Namun evaluasi menghasilkan jika doktrin TNI di tingkat operasional lapangan masih menjunjung tinggi HAM.
Hal itu juga diakui oleh Palang Merah Internasional (ICRC) yang awalnya menganggap TNI di Timor Leste serba negatif tapi pandangan berubah setelah evaluasi dilakukan oleh Kolonel Johny Lumintang.
Namun TNI mendapat fitnah yang mengatakan menyiksa tahanan yang tertangkap sampai memotong telinga tahanan dan membuangnya.

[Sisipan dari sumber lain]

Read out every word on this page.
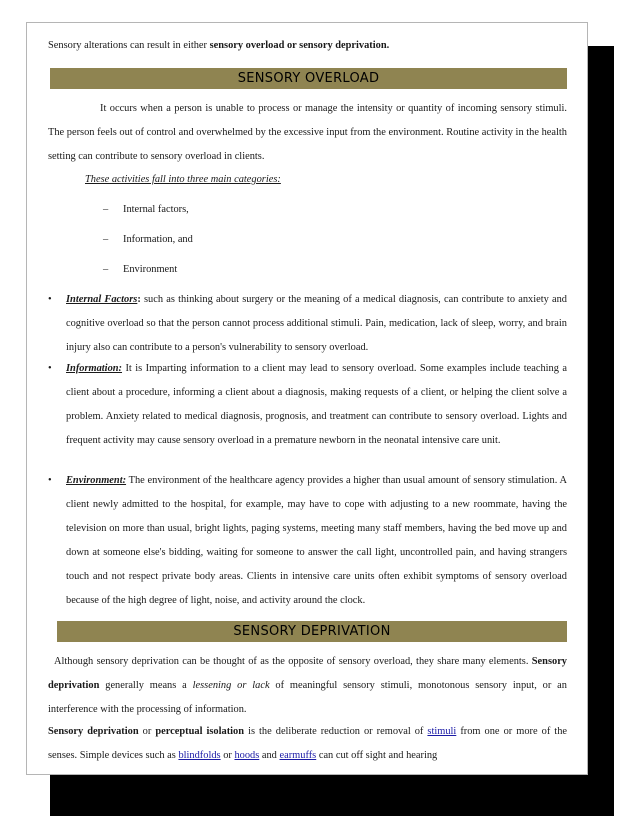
Sensory alterations can result in either sensory overload or sensory deprivation.
SENSORY OVERLOAD
It occurs when a person is unable to process or manage the intensity or quantity of incoming sensory stimuli. The person feels out of control and overwhelmed by the excessive input from the environment. Routine activity in the health setting can contribute to sensory overload in clients.
These activities fall into three main categories:
– Internal factors,
– Information, and
– Environment
• Internal Factors: such as thinking about surgery or the meaning of a medical diagnosis, can contribute to anxiety and cognitive overload so that the person cannot process additional stimuli. Pain, medication, lack of sleep, worry, and brain injury also can contribute to a person's vulnerability to sensory overload.
• Information: It is Imparting information to a client may lead to sensory overload. Some examples include teaching a client about a procedure, informing a client about a diagnosis, making requests of a client, or helping the client solve a problem. Anxiety related to medical diagnosis, prognosis, and treatment can contribute to sensory overload. Lights and frequent activity may cause sensory overload in a premature newborn in the neonatal intensive care unit.
• Environment: The environment of the healthcare agency provides a higher than usual amount of sensory stimulation. A client newly admitted to the hospital, for example, may have to cope with adjusting to a new roommate, having the television on more than usual, bright lights, paging systems, meeting many staff members, having the bed move up and down at someone else's bidding, waiting for someone to answer the call light, uncontrolled pain, and having strangers touch and not respect private body areas. Clients in intensive care units often exhibit symptoms of sensory overload because of the high degree of light, noise, and activity around the clock.
SENSORY DEPRIVATION
Although sensory deprivation can be thought of as the opposite of sensory overload, they share many elements. Sensory deprivation generally means a lessening or lack of meaningful sensory stimuli, monotonous sensory input, or an interference with the processing of information.
Sensory deprivation or perceptual isolation is the deliberate reduction or removal of stimuli from one or more of the senses. Simple devices such as blindfolds or hoods and earmuffs can cut off sight and hearing
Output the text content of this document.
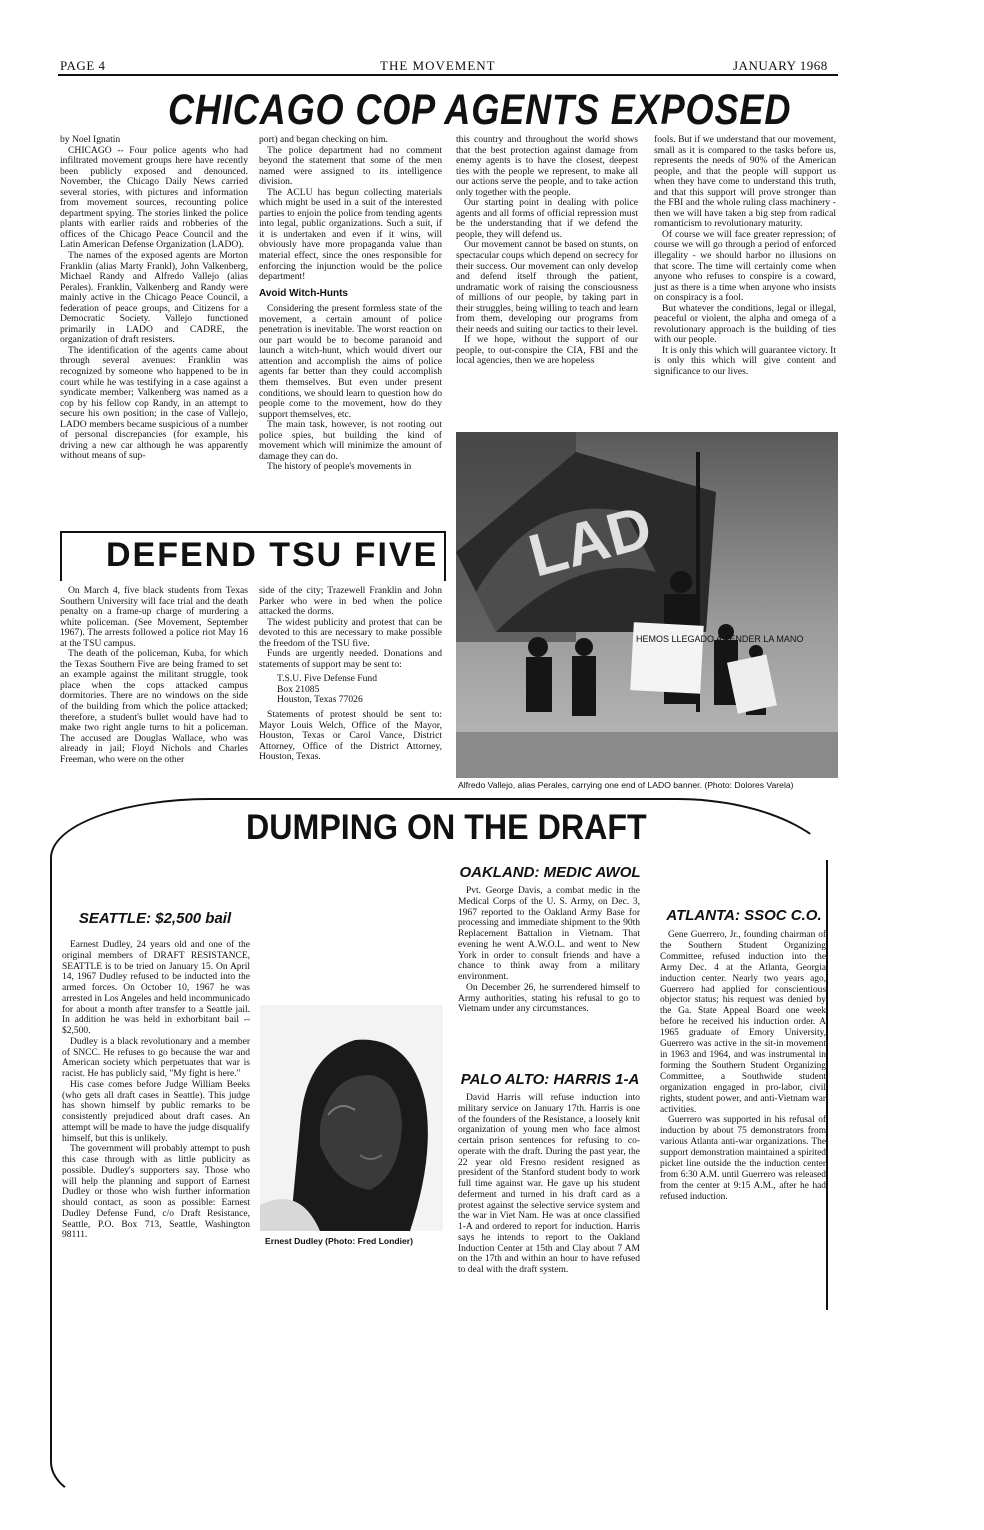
PAGE 4	THE MOVEMENT	JANUARY 1968
CHICAGO COP AGENTS EXPOSED

by Noel Ignatin

CHICAGO -- Four police agents who had infiltrated movement groups here have recently been publicly exposed and denounced. November, the Chicago Daily News carried several stories, with pictures and information from movement sources, recounting police department spying. The stories linked the police plants with earlier raids and robberies of the offices of the Chicago Peace Council and the Latin American Defense Organization (LADO).

The names of the exposed agents are Morton Franklin (alias Marty Frankl), John Valkenberg, Michael Randy and Alfredo Vallejo (alias Perales). Franklin, Valkenberg and Randy were mainly active in the Chicago Peace Council, a federation of peace groups, and Citizens for a Democratic Society. Vallejo functioned primarily in LADO and CADRE, the organization of draft resisters.

The identification of the agents came about through several avenues: Franklin was recognized by someone who happened to be in court while he was testifying in a case against a syndicate member; Valkenberg was named as a cop by his fellow cop Randy, in an attempt to secure his own position; in the case of Vallejo, LADO members became suspicious of a number of personal discrepancies (for example, his driving a new car although he was apparently without means of sup-

port) and began checking on him.

The police department had no comment beyond the statement that some of the men named were assigned to its intelligence division.

The ACLU has begun collecting materials which might be used in a suit of the interested parties to enjoin the police from tending agents into legal, public organizations. Such a suit, if it is undertaken and even if it wins, will obviously have more propaganda value than material effect, since the ones responsible for enforcing the injunction would be the police department!

Avoid Witch-Hunts

Considering the present formless state of the movement, a certain amount of police penetration is inevitable. The worst reaction on our part would be to become paranoid and launch a witch-hunt, which would divert our attention and accomplish the aims of police agents far better than they could accomplish them themselves. But even under present conditions, we should learn to question how do people come to the movement, how do they support themselves, etc.

The main task, however, is not rooting out police spies, but building the kind of movement which will minimize the amount of damage they can do.

The history of people's movements in

this country and throughout the world shows that the best protection against damage from enemy agents is to have the closest, deepest ties with the people we represent, to make all our actions serve the people, and to take action only together with the people.

Our starting point in dealing with police agents and all forms of official repression must be the understanding that if we defend the people, they will defend us.

Our movement cannot be based on stunts, on spectacular coups which depend on secrecy for their success. Our movement can only develop and defend itself through the patient, undramatic work of raising the consciousness of millions of our people, by taking part in their struggles, being willing to teach and learn from them, developing our programs from their needs and suiting our tactics to their level.

If we hope, without the support of our people, to out-conspire the CIA, FBI and the local agencies, then we are hopeless

fools. But if we understand that our movement, small as it is compared to the tasks before us, represents the needs of 90% of the American people, and that the people will support us when they have come to understand this truth, and that this support will prove stronger than the FBI and the whole ruling class machinery - then we will have taken a big step from radical romanticism to revolutionary maturity.

Of course we will face greater repression; of course we will go through a period of enforced illegality - we should harbor no illusions on that score. The time will certainly come when anyone who refuses to conspire is a coward, just as there is a time when anyone who insists on conspiracy is a fool.

But whatever the conditions, legal or illegal, peaceful or violent, the alpha and omega of a revolutionary approach is the building of ties with our people.

It is only this which will guarantee victory. It is only this which will give content and significance to our lives.

LAD
HEMOS LLEGADO A TENDER LA MANO
Alfredo Vallejo, alias Perales, carrying one end of LADO banner. (Photo: Dolores Varela)
DEFEND TSU FIVE

On March 4, five black students from Texas Southern University will face trial and the death penalty on a frame-up charge of murdering a white policeman. (See Movement, September 1967). The arrests followed a police riot May 16 at the TSU campus.

The death of the policeman, Kuba, for which the Texas Southern Five are being framed to set an example against the militant struggle, took place when the cops attacked campus dormitories. There are no windows on the side of the building from which the police attacked; therefore, a student's bullet would have had to make two right angle turns to hit a policeman. The accused are Douglas Wallace, who was already in jail; Floyd Nichols and Charles Freeman, who were on the other

side of the city; Trazewell Franklin and John Parker who were in bed when the police attacked the dorms.

The widest publicity and protest that can be devoted to this are necessary to make possible the freedom of the TSU five.

Funds are urgently needed. Donations and statements of support may be sent to:

T.S.U. Five Defense Fund
Box 21085
Houston, Texas 77026

Statements of protest should be sent to: Mayor Louis Welch, Office of the Mayor, Houston, Texas or Carol Vance, District Attorney, Office of the District Attorney, Houston, Texas.

DUMPING ON THE DRAFT
SEATTLE: $2,500 bail

Earnest Dudley, 24 years old and one of the original members of DRAFT RESISTANCE, SEATTLE is to be tried on January 15. On April 14, 1967 Dudley refused to be inducted into the armed forces. On October 10, 1967 he was arrested in Los Angeles and held incommunicado for about a month after transfer to a Seattle jail. In addition he was held in exhorbitant bail -- $2,500.

Dudley is a black revolutionary and a member of SNCC. He refuses to go because the war and American society which perpetuates that war is racist. He has publicly said, "My fight is here."

His case comes before Judge William Beeks (who gets all draft cases in Seattle). This judge has shown himself by public remarks to be consistently prejudiced about draft cases. An attempt will be made to have the judge disqualify himself, but this is unlikely.

The government will probably attempt to push this case through with as little publicity as possible. Dudley's supporters say. Those who will help the planning and support of Earnest Dudley or those who wish further information should contact, as soon as possible: Earnest Dudley Defense Fund, c/o Draft Resistance, Seattle, P.O. Box 713, Seattle, Washington 98111.

Ernest Dudley (Photo: Fred Londier)
OAKLAND: MEDIC AWOL

Pvt. George Davis, a combat medic in the Medical Corps of the U. S. Army, on Dec. 3, 1967 reported to the Oakland Army Base for processing and immediate shipment to the 90th Replacement Battalion in Vietnam. That evening he went A.W.O.L. and went to New York in order to consult friends and have a chance to think away from a military environment.

On December 26, he surrendered himself to Army authorities, stating his refusal to go to Vietnam under any circumstances.

PALO ALTO: HARRIS 1-A

David Harris will refuse induction into military service on January 17th. Harris is one of the founders of the Resistance, a loosely knit organization of young men who face almost certain prison sentences for refusing to co-operate with the draft. During the past year, the 22 year old Fresno resident resigned as president of the Stanford student body to work full time against war. He gave up his student deferment and turned in his draft card as a protest against the selective service system and the war in Viet Nam. He was at once classified 1-A and ordered to report for induction. Harris says he intends to report to the Oakland Induction Center at 15th and Clay about 7 AM on the 17th and within an hour to have refused to deal with the draft system.

ATLANTA: SSOC C.O.

Gene Guerrero, Jr., founding chairman of the Southern Student Organizing Committee, refused induction into the Army Dec. 4 at the Atlanta, Georgia induction center. Nearly two years ago, Guerrero had applied for conscientious objector status; his request was denied by the Ga. State Appeal Board one week before he received his induction order. A 1965 graduate of Emory University, Guerrero was active in the sit-in movement in 1963 and 1964, and was instrumental in forming the Southern Student Organizing Committee, a Southwide student organization engaged in pro-labor, civil rights, student power, and anti-Vietnam war activities.

Guerrero was supported in his refusal of induction by about 75 demonstrators from various Atlanta anti-war organizations. The support demonstration maintained a spirited picket line outside the the induction center from 6:30 A.M. until Guerrero was released from the center at 9:15 A.M., after he had refused induction.
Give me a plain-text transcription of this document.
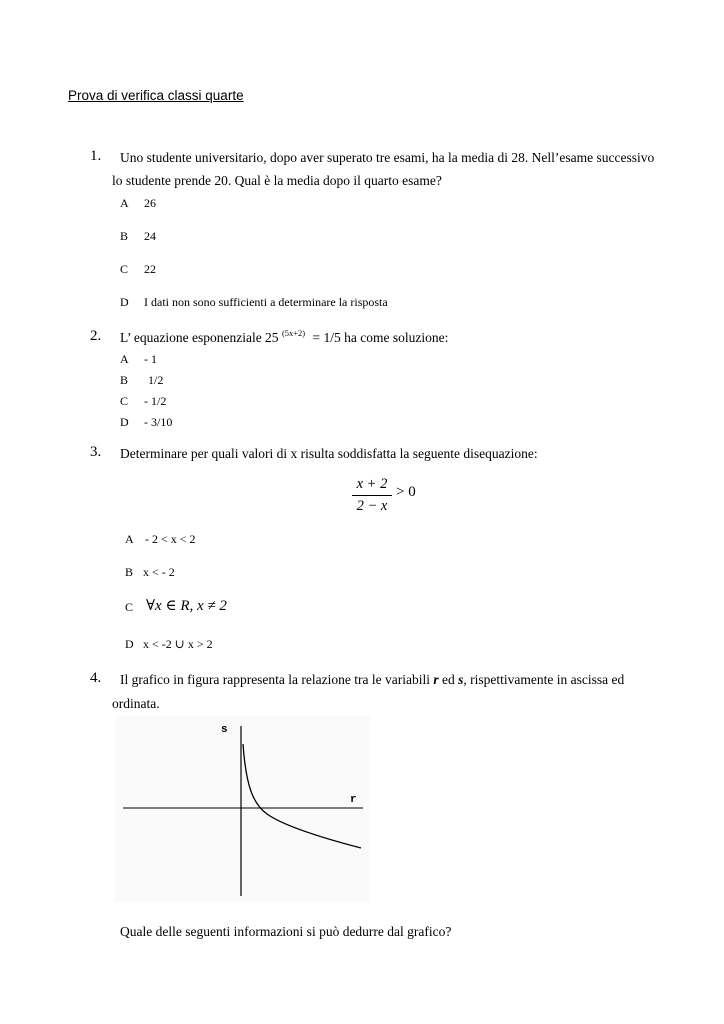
Prova di verifica classi quarte
1. Uno studente universitario, dopo aver superato tre esami, ha la media di 28. Nell’esame successivo
lo studente prende 20. Qual è la media dopo il quarto esame?
A 26
B 24
C 22
D I dati non sono sufficienti a determinare la risposta
2. L’ equazione esponenziale 25 $^{(5x+2)}$ = 1/5 ha come soluzione:
A - 1
B 1/2
C - 1/2
D - 3/10
3. Determinare per quali valori di x risulta soddisfatta la seguente disequazione:
x + 2
2 − x
> 0
A - 2 < x < 2
B x < - 2
C ∀x ∈ R, x ≠ 2
D x < -2 ∪ x > 2
4. Il grafico in figura rappresenta la relazione tra le variabili r ed s, rispettivamente in ascissa ed
ordinata.
s
r
Quale delle seguenti informazioni si può dedurre dal grafico?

Kiki bersama pasukan TNI berupaya keras menjaga nama baik TNI dan menjauhkan kesan pelanggaran HAM dari TNI.
Selanjutnya keadaan memburuk lagi setelah Presiden Soeharto disebutkan Kiki menolak status otonomi khusus untuk Timor Leste, dan kemudian dilanjutkan oleh Presiden B.J. Habibie yang membuka pintu referendum di Timor Leste tahun 1999.
Habibie dinilai menerapkan politik "cuci tangan" dan mengambil jalan pintas berupa referendum.
Ada juga yang menilai mendiang Presiden tersebut terobsesi memperoleh citra seorang demokrat sejati di forum internasional.
Keadaan memburuk, demontrasi dan kerusuhan terjadi di seluruh wilayah Timor Leste pada 4 September 1999 dan hanya Polri saja yang ditugasi menyelesaikan masalah tersebut.